I'm trying to understand Sakurai's explanation leading up to the projection operator, pp. 17-18 (Section 1.3.2), but I'm slightly confused by the notation. So he first says that an arbitrary ket $|\alpha\rangle$ can be represented as $$|\alpha \rangle = \sum_{a'}c_{a'}|a'\rangle.$$
When you are confused, try writing out a finite example.
For example, maybe consider just three basis kets. It might literally be the case, it might not, but seeing the more concrete example can help to understand the more abstract example.
In the three basis-ket case we have:
$$
|\alpha\rangle = c_1|1\rangle+c_2|2\rangle+c_3|3\rangle\;.
$$
And, as you noted, there is no "dependence" on $a'$, since it is just a dummy summation variable.
He then multiplies the left by $\langle a''\vert$
Here, this $a''$ means that he gets to arbitrarily choose whichever of the three basis states he wants. Here, $a''$ is a "free" variable, not a "dummy" summation variable.
So, for example in the three state case, $\langle a''|$ could be $\langle 1|$, or $\langle 2|$, or $\langle 3|$.
Suppose we chose $\langle 2|$. Then we have
$$
\langle 2|\alpha\rangle = \langle 2|(c_1|1\rangle+c_2|2\rangle+c_3|3\rangle) = c_1\times 0 + c_2\times 1 + c_3\times 0 = c_2 \;.
$$
It should be straightforward to see that if we chose $\langle a''|$ to be $\langle 1|$ we would end up with $c_1$ and if we chose $\langle a''|$ to be $\langle 3|$ we would end up with $c_3$.
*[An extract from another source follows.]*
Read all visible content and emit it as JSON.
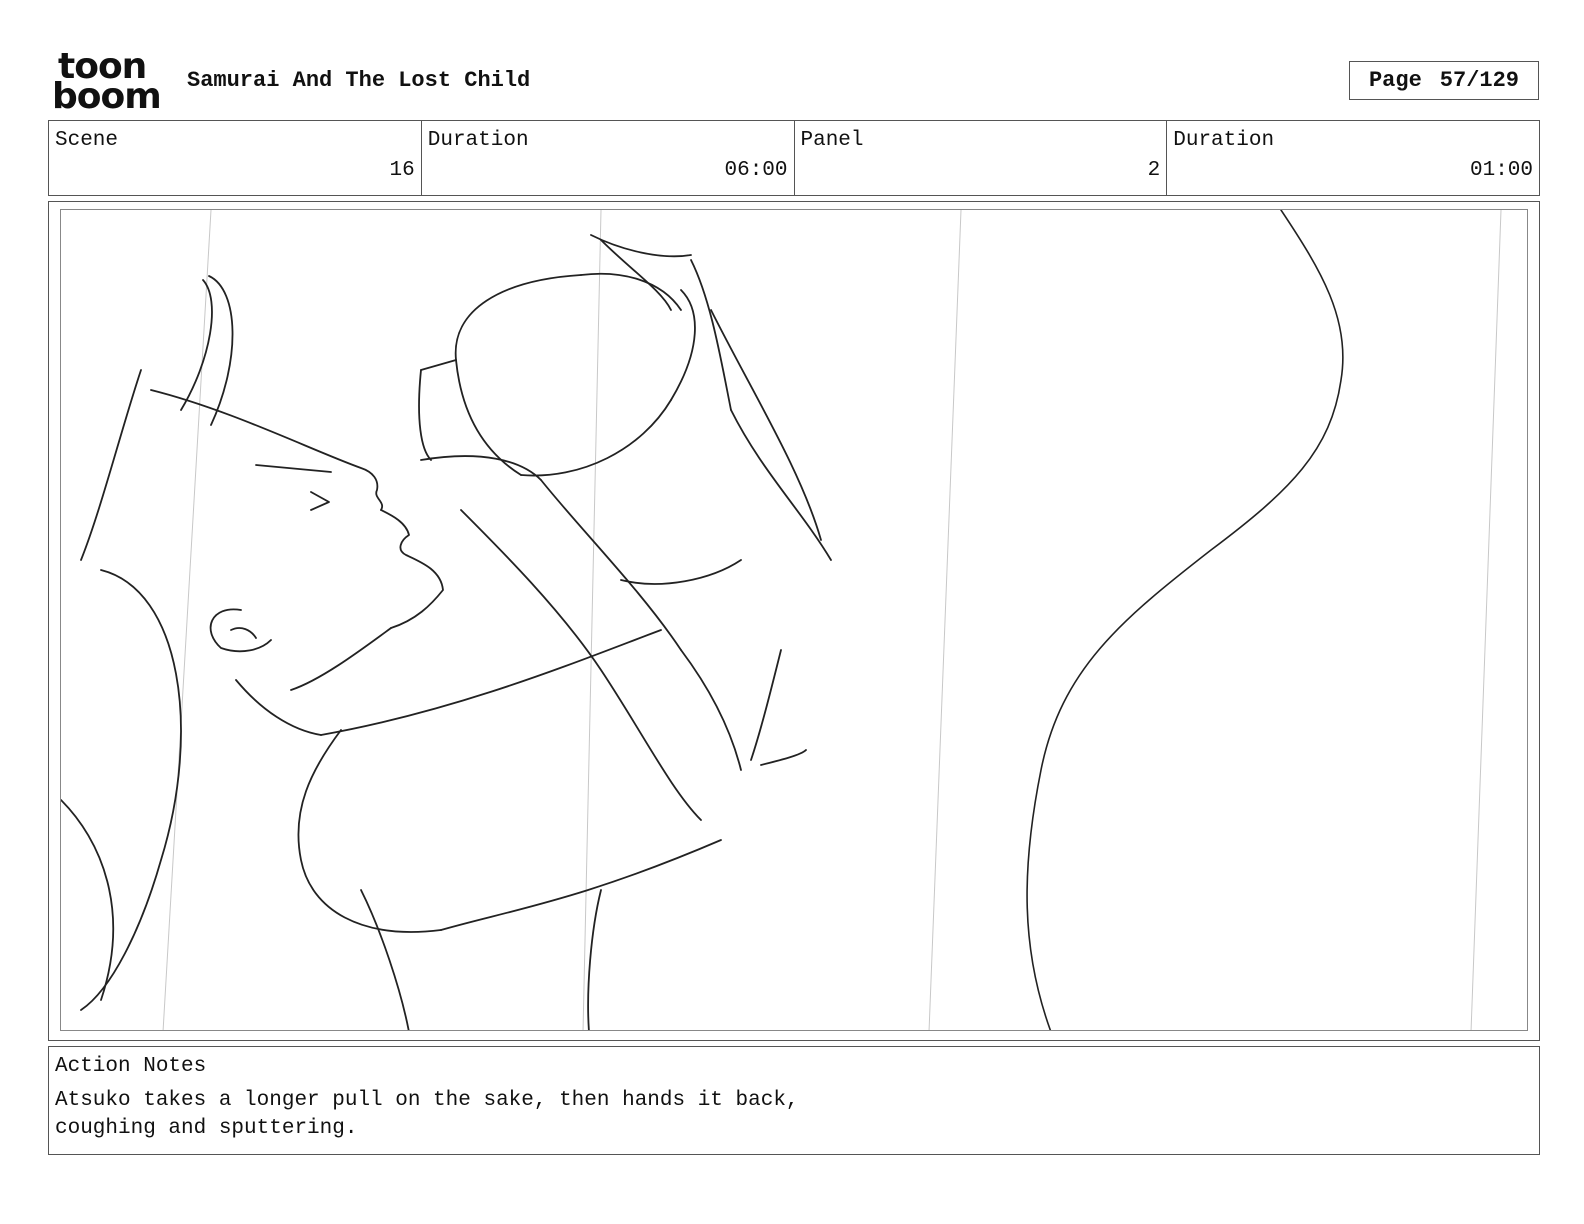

and then uses the orthonormality property ($\langle a'' | a'\rangle = \delta_{a'' a'}$ where $a'$ and $a''$ pertain to different eigenkets of $A$). He then gets that $$c_{a'} = \langle a' | \alpha\rangle\;.$$
Yes, this notation just summarizes the fact that we really could have chosen $a''$ to be whatever basis state index we wanted. We don't have to write out every concrete case explicitly. In the above equation $a'$ is now a "free" index. It is not a "dummy" index like it was when it represented the summation.
Aren't we summing over the eigenkets of $A$, so is $\langle a'' |$ just an arbitary bra that we are using?
Yes, it is arbitrary since the $a''$ is a "free" index, whereas the $a'$ was a "dummy" summation index in the sum.
I cannot find how he is getting to the second part after trying to multiply on both sides. Since the eigenkets are orthogonal, as previously proven, it will be 0, so I find $|\alpha \rangle$ is 0.
It is only zero for some (most) of the terms. For exactly one term it is non-zero and equal to $1$.
Is it one coefficient for each eigenket, and we just found the coefficient for the first eigenket?
Yes, it is one coefficient for each term. We found the coefficient for one of the terms.
The sum has one coefficient for each eigenket. And Sakurai is showing how taking the inner product of $|\alpha\rangle$ with the eigenbra is equal to the coefficient of the corresponding eigenket.
Later on in the book, Sakurai constructs the square matrix of an operator as $\langle a'' | X | a' \rangle$. Are these arbitrary kets,
Yes, in this case $a'$ and $a''$ are both arbitrary "free" indices.
and why do they appear next to the operator?
They appear next to the operator because the operator operates on kets (e.g., some $|a'\rangle$) to produce kets. And kets can be taken to have an inner product with bras (e.g., the inner product with some $\langle a''|)$.
It reminds me of how Griffith's defined an operator using $\psi$ and $\phi$. Is this the same?
Maybe. Probably, I guess. But you do not provide enough information to say for sure.